A recent High Court case, in which Times Newspapers Ltd ("TNL") was ordered to pay a claimant £60,000 in damages in respect of a defamatory story which they had failed to take down, shows the importance of keeping old material on your website under review. The case serves as a cautionary tale for publishers of internet content. Defences to defamation claims that were available at the time of original publication may also fall away as time goes by. It is always best practice to be aware of your website's current content and to review or remove content which is no longer defensible.
Mr Flood, a member of the Metropolitan Police Service's ("MPS") Extradition Unit, brought a libel claim against TNL in May 2007 in relation to a story published about him on The Times' website on 2 June 2006 entitled "Detective accused of taking bribes from Russian exiles". At the time the article was published, the Directorate of Professional Standards ("DPS") of the MPS was investigating allegations of corrupt practice said to have been committed by Mr Flood. However, on 2 December 2006, the investigation closed, concluding that there was no evidence that Mr Flood had done anything to warrant criminal or disciplinary proceedings. The journalist who had written The Times' story on Mr Flood was informed of the finding on 5 September 2007.
TNL did not, however, remove the article from its website when it learnt that the investigation against Mr Flood had been dropped. In fact, it did not update the page to report on the outcome of the investigation until October 2009. Before that, the only alteration to the article was a warning that read"this article is subject to a legal complaint."
In proceedings that reached the Supreme Court, TNL claimed a public interest defence (Reynolds) in relation to the story. The Supreme Court accepted this defence, but only in respect of publication of the story up to 5 September 2007. The High Court and the Court of Appeal had held that the Reynolds privilege defence failed in respect of the website publication of the story after 5 September 2007 (when TNL found out that the investigation against Mr Flood had been dropped), and TNL did not appeal to the Supreme Court on the issue. The publication of the story on The Times' website after 5 September 2007 was, therefore, deemed to be defamatory.
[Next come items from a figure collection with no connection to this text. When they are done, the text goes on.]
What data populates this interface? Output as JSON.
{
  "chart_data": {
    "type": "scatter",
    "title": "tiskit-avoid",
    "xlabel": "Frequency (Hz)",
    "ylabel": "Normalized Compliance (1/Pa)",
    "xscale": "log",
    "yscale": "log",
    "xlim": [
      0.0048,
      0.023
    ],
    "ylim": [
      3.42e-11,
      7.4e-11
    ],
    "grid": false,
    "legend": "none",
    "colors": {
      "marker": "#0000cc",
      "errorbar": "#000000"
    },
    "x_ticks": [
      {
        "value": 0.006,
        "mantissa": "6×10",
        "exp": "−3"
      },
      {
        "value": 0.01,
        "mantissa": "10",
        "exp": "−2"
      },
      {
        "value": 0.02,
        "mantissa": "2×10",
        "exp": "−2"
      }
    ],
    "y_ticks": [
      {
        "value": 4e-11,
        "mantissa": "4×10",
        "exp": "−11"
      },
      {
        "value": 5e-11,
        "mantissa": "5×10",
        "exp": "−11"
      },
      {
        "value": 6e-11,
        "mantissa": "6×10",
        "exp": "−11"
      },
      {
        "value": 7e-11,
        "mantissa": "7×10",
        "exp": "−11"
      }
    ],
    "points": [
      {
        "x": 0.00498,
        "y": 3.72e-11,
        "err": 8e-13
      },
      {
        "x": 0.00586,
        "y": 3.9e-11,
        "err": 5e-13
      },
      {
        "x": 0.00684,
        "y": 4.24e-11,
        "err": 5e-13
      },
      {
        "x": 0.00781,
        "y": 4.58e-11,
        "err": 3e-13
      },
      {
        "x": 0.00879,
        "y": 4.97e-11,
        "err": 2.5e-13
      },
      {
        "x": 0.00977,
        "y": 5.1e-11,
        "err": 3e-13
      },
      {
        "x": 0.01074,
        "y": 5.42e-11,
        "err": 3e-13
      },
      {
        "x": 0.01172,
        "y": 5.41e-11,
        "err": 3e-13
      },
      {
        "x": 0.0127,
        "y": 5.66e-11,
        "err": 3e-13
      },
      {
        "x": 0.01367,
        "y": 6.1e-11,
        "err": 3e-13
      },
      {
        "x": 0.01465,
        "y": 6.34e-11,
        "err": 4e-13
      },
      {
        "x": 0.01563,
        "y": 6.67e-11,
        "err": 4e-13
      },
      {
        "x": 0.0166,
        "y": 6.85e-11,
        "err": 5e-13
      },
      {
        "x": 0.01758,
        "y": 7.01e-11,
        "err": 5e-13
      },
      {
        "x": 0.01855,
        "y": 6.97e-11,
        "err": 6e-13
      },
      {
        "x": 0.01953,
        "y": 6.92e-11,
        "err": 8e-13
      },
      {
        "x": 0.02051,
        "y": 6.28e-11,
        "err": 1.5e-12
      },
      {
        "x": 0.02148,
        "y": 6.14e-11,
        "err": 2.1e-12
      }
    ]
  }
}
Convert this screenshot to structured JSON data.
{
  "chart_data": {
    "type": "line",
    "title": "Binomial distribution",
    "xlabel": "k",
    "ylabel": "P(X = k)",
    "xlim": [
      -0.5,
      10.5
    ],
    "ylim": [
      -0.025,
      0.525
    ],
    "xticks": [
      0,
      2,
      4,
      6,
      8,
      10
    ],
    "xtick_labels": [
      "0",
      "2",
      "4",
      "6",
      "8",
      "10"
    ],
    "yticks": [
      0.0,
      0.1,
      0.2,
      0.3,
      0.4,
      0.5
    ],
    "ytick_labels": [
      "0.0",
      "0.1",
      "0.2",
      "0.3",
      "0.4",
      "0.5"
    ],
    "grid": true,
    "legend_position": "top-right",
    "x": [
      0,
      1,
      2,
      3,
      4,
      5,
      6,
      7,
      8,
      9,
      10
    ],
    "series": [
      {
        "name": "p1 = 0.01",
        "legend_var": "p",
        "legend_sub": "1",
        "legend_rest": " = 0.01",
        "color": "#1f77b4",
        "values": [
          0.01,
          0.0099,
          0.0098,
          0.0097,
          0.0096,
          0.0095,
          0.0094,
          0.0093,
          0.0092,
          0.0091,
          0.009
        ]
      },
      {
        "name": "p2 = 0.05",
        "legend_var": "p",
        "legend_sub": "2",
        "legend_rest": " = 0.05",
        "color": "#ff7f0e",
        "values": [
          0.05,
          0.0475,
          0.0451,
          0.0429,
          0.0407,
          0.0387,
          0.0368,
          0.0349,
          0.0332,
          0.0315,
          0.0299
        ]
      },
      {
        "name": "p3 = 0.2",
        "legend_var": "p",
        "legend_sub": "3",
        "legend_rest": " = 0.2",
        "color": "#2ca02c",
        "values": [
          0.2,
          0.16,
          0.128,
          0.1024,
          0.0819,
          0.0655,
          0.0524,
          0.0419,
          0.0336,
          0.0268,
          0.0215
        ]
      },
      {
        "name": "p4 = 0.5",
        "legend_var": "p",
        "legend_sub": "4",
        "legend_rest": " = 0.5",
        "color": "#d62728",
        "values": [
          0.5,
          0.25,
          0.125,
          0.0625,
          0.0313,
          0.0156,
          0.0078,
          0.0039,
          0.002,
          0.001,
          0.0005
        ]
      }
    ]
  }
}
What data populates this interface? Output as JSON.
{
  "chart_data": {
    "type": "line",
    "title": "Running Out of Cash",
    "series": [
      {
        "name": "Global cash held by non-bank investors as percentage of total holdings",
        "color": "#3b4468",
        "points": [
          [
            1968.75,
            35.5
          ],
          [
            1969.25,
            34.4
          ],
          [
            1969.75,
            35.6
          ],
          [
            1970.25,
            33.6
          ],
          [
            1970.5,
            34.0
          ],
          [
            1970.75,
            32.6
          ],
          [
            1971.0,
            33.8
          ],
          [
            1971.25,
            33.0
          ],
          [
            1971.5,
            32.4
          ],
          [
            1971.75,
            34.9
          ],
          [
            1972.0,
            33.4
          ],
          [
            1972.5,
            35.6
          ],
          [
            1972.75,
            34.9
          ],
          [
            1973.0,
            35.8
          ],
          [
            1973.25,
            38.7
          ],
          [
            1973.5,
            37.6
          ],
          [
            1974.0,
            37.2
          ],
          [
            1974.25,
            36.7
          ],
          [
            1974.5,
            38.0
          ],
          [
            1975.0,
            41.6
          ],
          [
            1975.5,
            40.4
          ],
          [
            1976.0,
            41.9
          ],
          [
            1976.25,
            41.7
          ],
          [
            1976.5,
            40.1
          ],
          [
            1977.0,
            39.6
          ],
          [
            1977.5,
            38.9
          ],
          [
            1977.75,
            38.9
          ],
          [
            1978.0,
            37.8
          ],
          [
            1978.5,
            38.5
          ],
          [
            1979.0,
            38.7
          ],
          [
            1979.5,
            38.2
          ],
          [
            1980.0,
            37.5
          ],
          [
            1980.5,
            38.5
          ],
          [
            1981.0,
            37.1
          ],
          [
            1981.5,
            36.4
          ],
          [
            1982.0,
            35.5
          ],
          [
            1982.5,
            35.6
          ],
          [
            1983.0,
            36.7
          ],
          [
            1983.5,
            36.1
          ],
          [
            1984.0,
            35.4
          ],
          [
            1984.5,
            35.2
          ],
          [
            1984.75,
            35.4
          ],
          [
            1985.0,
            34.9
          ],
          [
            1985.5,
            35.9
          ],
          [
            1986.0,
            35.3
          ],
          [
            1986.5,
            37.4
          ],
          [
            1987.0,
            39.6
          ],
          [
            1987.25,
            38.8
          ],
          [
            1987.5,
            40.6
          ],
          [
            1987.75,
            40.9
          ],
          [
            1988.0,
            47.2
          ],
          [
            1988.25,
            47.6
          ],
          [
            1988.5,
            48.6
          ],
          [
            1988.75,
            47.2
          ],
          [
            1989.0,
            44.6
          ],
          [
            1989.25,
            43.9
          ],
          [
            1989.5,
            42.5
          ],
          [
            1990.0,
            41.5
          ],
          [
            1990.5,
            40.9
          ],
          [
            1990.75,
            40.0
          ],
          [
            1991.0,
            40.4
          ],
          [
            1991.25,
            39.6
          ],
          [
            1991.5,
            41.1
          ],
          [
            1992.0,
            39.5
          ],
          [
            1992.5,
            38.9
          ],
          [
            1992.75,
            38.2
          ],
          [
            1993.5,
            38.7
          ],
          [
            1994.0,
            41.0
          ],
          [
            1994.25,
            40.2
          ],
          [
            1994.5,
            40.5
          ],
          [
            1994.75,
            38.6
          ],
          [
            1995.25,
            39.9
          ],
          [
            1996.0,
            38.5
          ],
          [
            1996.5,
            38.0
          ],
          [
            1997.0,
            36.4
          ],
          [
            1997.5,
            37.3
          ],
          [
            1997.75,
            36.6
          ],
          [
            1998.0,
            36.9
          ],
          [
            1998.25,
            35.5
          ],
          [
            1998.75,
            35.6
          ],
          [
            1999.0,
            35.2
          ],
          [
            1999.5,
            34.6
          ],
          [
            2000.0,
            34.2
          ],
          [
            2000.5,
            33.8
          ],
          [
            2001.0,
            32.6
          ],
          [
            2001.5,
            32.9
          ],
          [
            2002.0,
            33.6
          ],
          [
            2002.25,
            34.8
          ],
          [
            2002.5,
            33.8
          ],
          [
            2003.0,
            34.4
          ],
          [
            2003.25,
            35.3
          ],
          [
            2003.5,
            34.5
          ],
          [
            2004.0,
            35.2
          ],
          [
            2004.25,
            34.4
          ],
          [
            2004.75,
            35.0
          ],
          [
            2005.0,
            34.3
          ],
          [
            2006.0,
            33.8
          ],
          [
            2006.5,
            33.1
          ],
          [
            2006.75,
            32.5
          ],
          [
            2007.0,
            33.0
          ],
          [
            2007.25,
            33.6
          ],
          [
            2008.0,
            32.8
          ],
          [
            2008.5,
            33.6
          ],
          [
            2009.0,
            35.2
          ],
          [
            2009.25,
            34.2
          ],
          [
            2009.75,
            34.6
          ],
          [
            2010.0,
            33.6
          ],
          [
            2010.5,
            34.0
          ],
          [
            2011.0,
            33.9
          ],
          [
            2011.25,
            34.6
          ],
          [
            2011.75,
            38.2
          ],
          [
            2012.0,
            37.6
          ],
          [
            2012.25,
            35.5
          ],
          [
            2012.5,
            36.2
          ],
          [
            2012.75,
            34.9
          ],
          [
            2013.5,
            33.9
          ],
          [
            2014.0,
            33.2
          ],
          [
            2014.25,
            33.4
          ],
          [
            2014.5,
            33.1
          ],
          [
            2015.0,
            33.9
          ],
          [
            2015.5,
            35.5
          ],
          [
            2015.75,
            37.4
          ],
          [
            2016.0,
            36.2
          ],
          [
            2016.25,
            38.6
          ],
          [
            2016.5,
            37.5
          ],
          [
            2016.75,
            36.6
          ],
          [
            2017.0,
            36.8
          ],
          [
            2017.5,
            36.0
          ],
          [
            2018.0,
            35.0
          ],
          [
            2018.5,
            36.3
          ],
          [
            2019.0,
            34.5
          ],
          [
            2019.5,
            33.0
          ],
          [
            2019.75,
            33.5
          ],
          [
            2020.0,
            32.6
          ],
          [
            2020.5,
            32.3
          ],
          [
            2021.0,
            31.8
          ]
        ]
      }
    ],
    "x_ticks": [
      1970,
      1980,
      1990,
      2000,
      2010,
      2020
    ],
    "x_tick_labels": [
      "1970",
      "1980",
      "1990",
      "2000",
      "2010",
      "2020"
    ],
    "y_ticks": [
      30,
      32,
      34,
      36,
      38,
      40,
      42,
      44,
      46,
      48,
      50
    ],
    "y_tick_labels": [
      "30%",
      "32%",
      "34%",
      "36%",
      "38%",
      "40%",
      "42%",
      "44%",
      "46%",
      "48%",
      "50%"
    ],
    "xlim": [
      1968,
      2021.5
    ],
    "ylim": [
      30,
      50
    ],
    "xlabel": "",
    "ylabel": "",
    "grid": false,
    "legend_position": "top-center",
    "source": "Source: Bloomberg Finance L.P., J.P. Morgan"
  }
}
High Court's decision on damages
In a recent hearing in the High Court, Davies J was tasked with setting the amount of damages to be paid by TNL to Mr Flood for the damage caused by TNL's failure to remove its original article about him and its failure topublish the result of the police inquiry.
The evidence in the case was that there were 763 visits to The Times story about Mr Flood between 5 September 2007 and 21 October 2009, of which 549 originated from England and Wales. Mr Flood used these statistics to argue that significant damage to his reputation had occurred after 5 September 2007, from which point TNL could no longer claim a Reynoldsprivilege defence. His wife also gave evidence about the distress caused to him after this time.
Davies J noted, in particular, that TNL was aware of its obligation to publish the result of the police inquiry, because it had been notified of this in correspondence as early as September 2007. Overall, Davies J found that The Times had "refused to act responsibly" and that the continuance of the article on the website undermined Mr Flood's own statement that he had been exonerated. Davies J did not accept that the existing reasoned judgments in the Reynolds trials (which had already concluded that TNL had defamed Mr Flood) vindicated him sufficiently, because "it [was] unlikely that readers of a web article [would] download the judgment and read it with close attention. The general public is concerned to discover the "headline" result".
Davies J awarded a "headline result" of £60,000, which consisted of damages of £45,000 to reflect Mr Flood's distress, anxiety and suffering, the damage to his reputation and his need for proper vindication as well as a further £15,000 to represent the aggravation of those damages by the irresponsible conduct of TNL. This, she said, was to "serve as a deterrent to those who embark upon public interest journalism but thereafter refuse to publish material which in whole, or in part, exculpates the subject of the investigation".